"Père, vous me portez, et vous êtes en moi
même quand je demeure au-dehors de vous-même,
vous êtes là vivant, secret, et ce qui m’aime
quand je ne suis plus rien et même plus à moi…"
Photo : www.makotofujimura.com
Père d'or et de sel
à Notre Père et à mon père.
Père d’or et de sel, ô Père intérieur,
Père d’eau, Père pur par l’arbre et par le feu,
ô source du Soleil, Père mystérieux,
Père continuel et pur par la douleur,
ô Père fabuleux, ô Père par la nuit,
Père par le sommeil, la mémoire, et la mort,
Père tombé en terre et passé dans mon corps,
ô Père foudroyé dont mes os sont les fruits,
Père, vous m’incantiez, et vous étiez ma tour
quand je n’étais en moi que ce qui vous aimait,
quand je vivais en vous, vivant du seul amour,
je n’étais plus en moi que ce que vous étiez,
Père, la neige est là, et je dors sous ma chair,
je dors au fond du Père et je m’éveille en lui,
Père, la neige fond, la mer brûle et mûrit,
Père surnaturel, miracle de la mer,
Père, vous me portez, et vous êtes en moi
même quand je demeure au-dehors de vous-même,
vous êtes là vivant, secret, et ce qui m’aime
quand je ne suis plus rien et même plus à moi,
Père de ma douleur, Père de mon absence
vous êtes là vivant même quand je suis mort,
même quand je vous tue vous m’animez encor
et même dans mon mal restez mon innocence,
Père, quand tout est mort, et quand tout est dissous
dans le péché du monde et dans l’argile amère,
vous êtes encor là mon sens et mon mystère
comme un amour terrible, inépuisable et doux,
Père, malgré ma mort, c’est l’Esprit qui console,
qui relie à mon corps votre corps éternel,
c’est votre corps ouvert dans le corps maternel
qui fait de moi son sang, sa proie et sa parole,
Père, je nais ailleurs, je renais dans le pain,
je renais dans la vigne et dans le vin de Dieu,
Père, tu es ma bouche, et ma bouche est en Dieu,
ô Père d’arbre et d’or, ô Père souterrain,
Père de l’autre temps, Père du prochain Ciel,
je me retrouve en toi pareil à mon amour,
Père devant ma vie et derrière mes jours
je deviens avec toi le Père Essentiel !
Jean-Claude Renard, Père, voici que l’homme, 1955
Réédition:
Jean-Claude Renard, Père, voici que l'homme, Editions l'Escritoire (1998)

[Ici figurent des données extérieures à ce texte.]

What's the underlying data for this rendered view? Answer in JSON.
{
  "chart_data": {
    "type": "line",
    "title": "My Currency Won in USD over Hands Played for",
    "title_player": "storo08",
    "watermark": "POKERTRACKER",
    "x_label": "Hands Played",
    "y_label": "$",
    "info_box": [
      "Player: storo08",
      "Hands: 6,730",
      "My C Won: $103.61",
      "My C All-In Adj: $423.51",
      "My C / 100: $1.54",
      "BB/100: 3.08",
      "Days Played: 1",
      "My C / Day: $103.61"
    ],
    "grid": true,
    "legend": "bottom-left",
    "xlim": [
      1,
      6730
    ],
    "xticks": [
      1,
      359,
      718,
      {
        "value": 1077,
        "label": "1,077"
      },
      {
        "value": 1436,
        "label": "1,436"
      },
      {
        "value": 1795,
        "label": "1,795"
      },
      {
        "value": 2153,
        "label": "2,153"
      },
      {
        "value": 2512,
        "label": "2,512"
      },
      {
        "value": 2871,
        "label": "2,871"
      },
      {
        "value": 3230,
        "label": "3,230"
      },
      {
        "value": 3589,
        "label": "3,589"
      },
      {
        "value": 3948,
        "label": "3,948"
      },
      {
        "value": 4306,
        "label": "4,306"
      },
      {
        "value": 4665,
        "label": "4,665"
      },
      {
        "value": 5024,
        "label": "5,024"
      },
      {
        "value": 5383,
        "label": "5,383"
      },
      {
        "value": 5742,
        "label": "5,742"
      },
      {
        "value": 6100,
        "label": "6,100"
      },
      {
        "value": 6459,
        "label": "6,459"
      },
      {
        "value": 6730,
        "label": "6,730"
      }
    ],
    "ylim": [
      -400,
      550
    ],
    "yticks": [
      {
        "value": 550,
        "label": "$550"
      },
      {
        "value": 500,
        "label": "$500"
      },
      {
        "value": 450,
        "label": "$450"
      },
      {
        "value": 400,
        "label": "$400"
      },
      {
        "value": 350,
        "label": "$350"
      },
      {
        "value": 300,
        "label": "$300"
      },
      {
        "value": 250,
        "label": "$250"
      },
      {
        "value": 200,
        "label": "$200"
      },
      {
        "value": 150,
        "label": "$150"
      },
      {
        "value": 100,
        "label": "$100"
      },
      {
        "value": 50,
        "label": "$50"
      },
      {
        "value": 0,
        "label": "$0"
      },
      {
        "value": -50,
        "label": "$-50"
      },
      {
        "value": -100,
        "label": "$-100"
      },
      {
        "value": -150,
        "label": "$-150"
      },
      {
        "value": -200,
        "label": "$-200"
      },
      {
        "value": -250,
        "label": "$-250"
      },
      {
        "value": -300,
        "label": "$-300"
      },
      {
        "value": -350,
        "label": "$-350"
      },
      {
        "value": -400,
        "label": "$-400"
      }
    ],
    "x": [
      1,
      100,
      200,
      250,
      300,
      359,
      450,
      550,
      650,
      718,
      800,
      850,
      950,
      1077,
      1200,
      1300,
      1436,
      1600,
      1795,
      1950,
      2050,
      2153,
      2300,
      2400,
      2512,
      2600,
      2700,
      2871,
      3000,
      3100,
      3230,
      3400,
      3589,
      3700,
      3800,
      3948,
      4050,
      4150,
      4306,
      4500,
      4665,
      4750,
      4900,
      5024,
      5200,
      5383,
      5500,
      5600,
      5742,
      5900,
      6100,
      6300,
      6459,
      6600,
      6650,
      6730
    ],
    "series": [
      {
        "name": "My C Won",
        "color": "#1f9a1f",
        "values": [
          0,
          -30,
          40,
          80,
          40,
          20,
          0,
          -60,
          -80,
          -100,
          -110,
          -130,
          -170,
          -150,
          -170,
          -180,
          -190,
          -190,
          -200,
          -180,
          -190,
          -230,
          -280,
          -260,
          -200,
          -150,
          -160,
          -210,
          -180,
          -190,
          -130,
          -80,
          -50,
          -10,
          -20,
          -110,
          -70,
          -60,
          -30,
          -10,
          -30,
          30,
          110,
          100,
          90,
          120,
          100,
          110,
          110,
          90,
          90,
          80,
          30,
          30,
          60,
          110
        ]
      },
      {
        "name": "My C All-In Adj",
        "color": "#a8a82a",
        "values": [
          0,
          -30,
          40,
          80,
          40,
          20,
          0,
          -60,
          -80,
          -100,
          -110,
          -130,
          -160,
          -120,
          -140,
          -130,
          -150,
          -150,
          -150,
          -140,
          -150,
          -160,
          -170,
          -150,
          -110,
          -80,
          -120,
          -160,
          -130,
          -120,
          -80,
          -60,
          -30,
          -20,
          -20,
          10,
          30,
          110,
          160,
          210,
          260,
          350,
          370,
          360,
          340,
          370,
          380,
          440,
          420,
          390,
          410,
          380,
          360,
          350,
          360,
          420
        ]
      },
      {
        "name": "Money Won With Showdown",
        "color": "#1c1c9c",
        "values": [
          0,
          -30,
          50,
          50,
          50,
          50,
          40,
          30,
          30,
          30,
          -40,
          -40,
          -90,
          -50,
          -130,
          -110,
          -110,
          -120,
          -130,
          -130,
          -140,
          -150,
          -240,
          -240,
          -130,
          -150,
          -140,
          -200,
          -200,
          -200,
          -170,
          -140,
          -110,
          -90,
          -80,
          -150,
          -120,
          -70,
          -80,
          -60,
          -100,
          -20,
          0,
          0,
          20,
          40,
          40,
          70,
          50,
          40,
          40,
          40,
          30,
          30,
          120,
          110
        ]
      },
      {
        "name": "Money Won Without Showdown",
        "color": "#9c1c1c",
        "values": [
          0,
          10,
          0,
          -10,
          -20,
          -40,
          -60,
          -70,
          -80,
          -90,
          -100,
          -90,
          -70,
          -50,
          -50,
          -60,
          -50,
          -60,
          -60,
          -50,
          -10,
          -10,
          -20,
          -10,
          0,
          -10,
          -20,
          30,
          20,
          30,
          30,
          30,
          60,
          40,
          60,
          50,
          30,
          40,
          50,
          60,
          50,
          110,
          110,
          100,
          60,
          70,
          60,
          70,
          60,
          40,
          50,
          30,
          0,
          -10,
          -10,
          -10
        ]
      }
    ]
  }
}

Cette prière est un petit miracle en soi. Que j'aimerais qu'elle me pénétre jusqu'à la moëlle, qu'elle entre comme l'onction par la tête, Qu'elle traverse mon palet et mon oesophage onctueusement, mieux que du nutella, qu'elle remplisse mon intestin chaleureusement pour irriguer mes veines jusqu'au coeur!!! Oh soyez bénis pour cette prière et celui qui l'a composée, car en vérité cela me fait du bien, en ce moment ou ma chaire se meurt.